Robert Lopez headshotRobert J. Lopez is a fellow at the McGraw Center for Business Journalism at the Craig Newmark Graduate School of Journalism at City University New York. For years, he was an investigative journalist at the Los Angeles Times, where he was part of a team awarded the 2011 Pulitzer Prize for Public Service for uncovering corruption in Bell, a small city near Los Angeles. He and several Times colleagues were Pulitzer Prize finalists in 2023 for investigations detailing corruption, criminality and worker exploitation in California’s legal cannabis industry. During his reporting career, he has covered issues involving crime, corruption and immigration in Central America and Mexico and across the U.S.  


He took a break from journalism for several years while serving as the associate vice president for communications and public affairs at California State University, Los Angeles. He also has been an adjunct faculty member at the Annenberg School for Communications at the University of Southern California. He taught news writing and investigative reporting to undergraduates.

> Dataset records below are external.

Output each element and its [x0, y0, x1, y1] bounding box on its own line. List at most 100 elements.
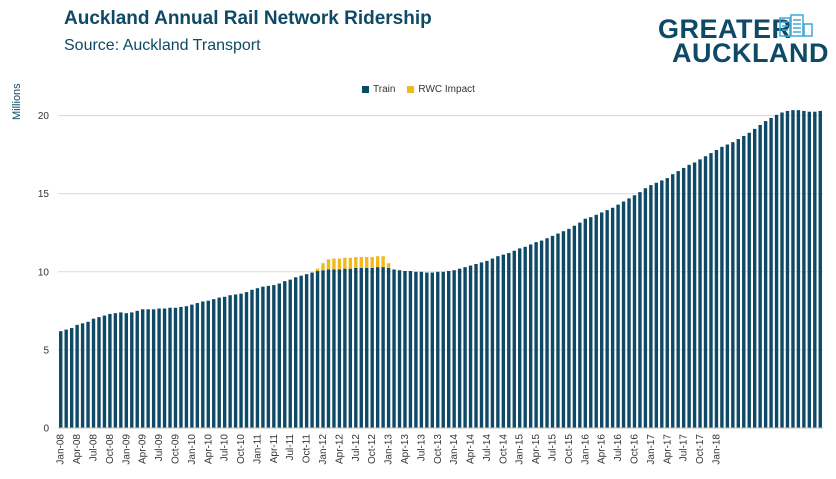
bar-rwc-impact [332, 258, 336, 270]
bar-train [299, 275, 303, 428]
legend-label-rwc: RWC Impact [418, 84, 475, 95]
x-tick-label: Oct-08 [105, 434, 116, 464]
bar-train [283, 281, 287, 428]
bar-train [244, 292, 249, 428]
bar-train [660, 180, 664, 428]
y-tick-label: 0 [43, 424, 49, 435]
bar-train [785, 110, 790, 428]
x-tick-label: Jan-17 [646, 434, 657, 465]
x-tick-label: Jul-17 [679, 434, 690, 462]
bar-train [146, 309, 150, 428]
bar-train [703, 156, 708, 428]
y-tick-label: 5 [43, 345, 49, 356]
bar-train [807, 111, 812, 428]
bar-train [392, 269, 396, 428]
bar-train [736, 139, 740, 429]
bar-train [212, 299, 216, 428]
bar-train [321, 270, 325, 428]
x-tick-label: Jul-12 [351, 434, 362, 462]
bar-rwc-impact [375, 256, 380, 268]
bar-train [545, 238, 549, 428]
bar-rwc-impact [337, 258, 342, 270]
x-tick-label: Apr-13 [400, 434, 411, 464]
bar-train [589, 217, 593, 428]
bar-train [610, 207, 615, 428]
y-tick-label: 20 [38, 111, 50, 122]
bar-train [365, 267, 369, 428]
chart-legend: Train RWC Impact [362, 84, 475, 95]
bar-train [403, 271, 407, 428]
bar-train [452, 270, 456, 428]
bar-train [643, 188, 648, 428]
bar-train [141, 309, 145, 428]
logo-line-1: GREATER [658, 14, 792, 44]
bar-train [665, 178, 669, 428]
bar-train [86, 321, 90, 428]
bar-rwc-impact [359, 256, 363, 268]
bar-rwc-impact [348, 257, 353, 269]
bar-train [250, 289, 254, 428]
bar-train [774, 114, 779, 428]
bar-train [354, 267, 358, 428]
bar-train [507, 253, 511, 428]
y-tick-label: 10 [38, 267, 50, 278]
bar-train [179, 306, 183, 428]
bar-train [496, 256, 500, 428]
bar-train [381, 267, 385, 428]
chart-subtitle: Source: Auckland Transport [64, 37, 261, 54]
bar-train [157, 308, 161, 428]
legend-swatch-rwc [407, 86, 415, 93]
x-tick-label: Apr-14 [466, 434, 477, 464]
x-tick-label: Jul-08 [89, 434, 100, 462]
x-tick-label: Jul-09 [154, 434, 165, 462]
bar-train [288, 279, 292, 428]
bar-train [168, 307, 172, 428]
bar-train [343, 268, 347, 428]
bar-train [490, 258, 495, 428]
bar-train [59, 331, 63, 428]
x-tick-label: Oct-15 [564, 434, 575, 464]
bar-rwc-impact [321, 263, 325, 271]
x-tick-label: Oct-12 [367, 434, 378, 464]
bar-train [594, 214, 598, 428]
x-tick-label: Jul-15 [548, 434, 559, 462]
bar-train [375, 267, 380, 428]
bar-train [359, 267, 363, 428]
x-tick-label: Jan-11 [252, 434, 263, 464]
bar-train [408, 271, 413, 428]
x-tick-label: Jan-15 [515, 434, 526, 465]
bar-train [447, 271, 451, 428]
bar-train [791, 110, 795, 429]
bar-train [621, 201, 626, 428]
bar-train [119, 312, 123, 428]
bar-rwc-impact [370, 256, 374, 268]
bar-train [512, 250, 516, 428]
bar-train [239, 293, 243, 428]
bar-train [315, 271, 320, 428]
x-tick-label: Jan-12 [318, 434, 329, 465]
bar-train [430, 272, 434, 428]
bar-train [479, 262, 484, 428]
bar-train [348, 268, 353, 428]
bar-train [419, 271, 424, 428]
x-tick-label: Oct-09 [170, 434, 181, 464]
x-tick-label: Apr-15 [531, 434, 542, 464]
bar-train [201, 301, 205, 428]
bar-train [277, 283, 281, 428]
x-tick-label: Jan-13 [384, 434, 395, 465]
bar-train [550, 235, 555, 428]
bar-train [124, 313, 128, 428]
bar-train [813, 111, 817, 428]
bar-train [654, 182, 659, 428]
x-tick-label: Apr-16 [597, 434, 608, 464]
bar-train [676, 171, 680, 429]
bar-train [108, 313, 112, 428]
bar-train [261, 286, 265, 428]
x-tick-label: Jan-08 [56, 434, 67, 465]
bar-train [91, 318, 96, 428]
bar-train [135, 310, 139, 428]
bar-rwc-impact [365, 256, 369, 268]
bar-train [457, 268, 462, 428]
x-tick-label: Jul-16 [613, 434, 624, 462]
bar-train [687, 164, 691, 429]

He has also been a media speaker for the U.S. State Department, teaching social media skills to professional journalists, university students and professors in Paraguay, the Bahamas and Middle East as part of a program that was sponsored by the U.S. State Department. 

 

Prior to the Los Angeles Times,  worked at the Oakland Tribune, where he co-authored an article exposing flaws in emergency procedures after a devastating urban wildfire. The article resulted in a state law requiring rescue agencies to coordinate tactics and radio communications during major disasters.

He is a graduate of the University of Hawaii.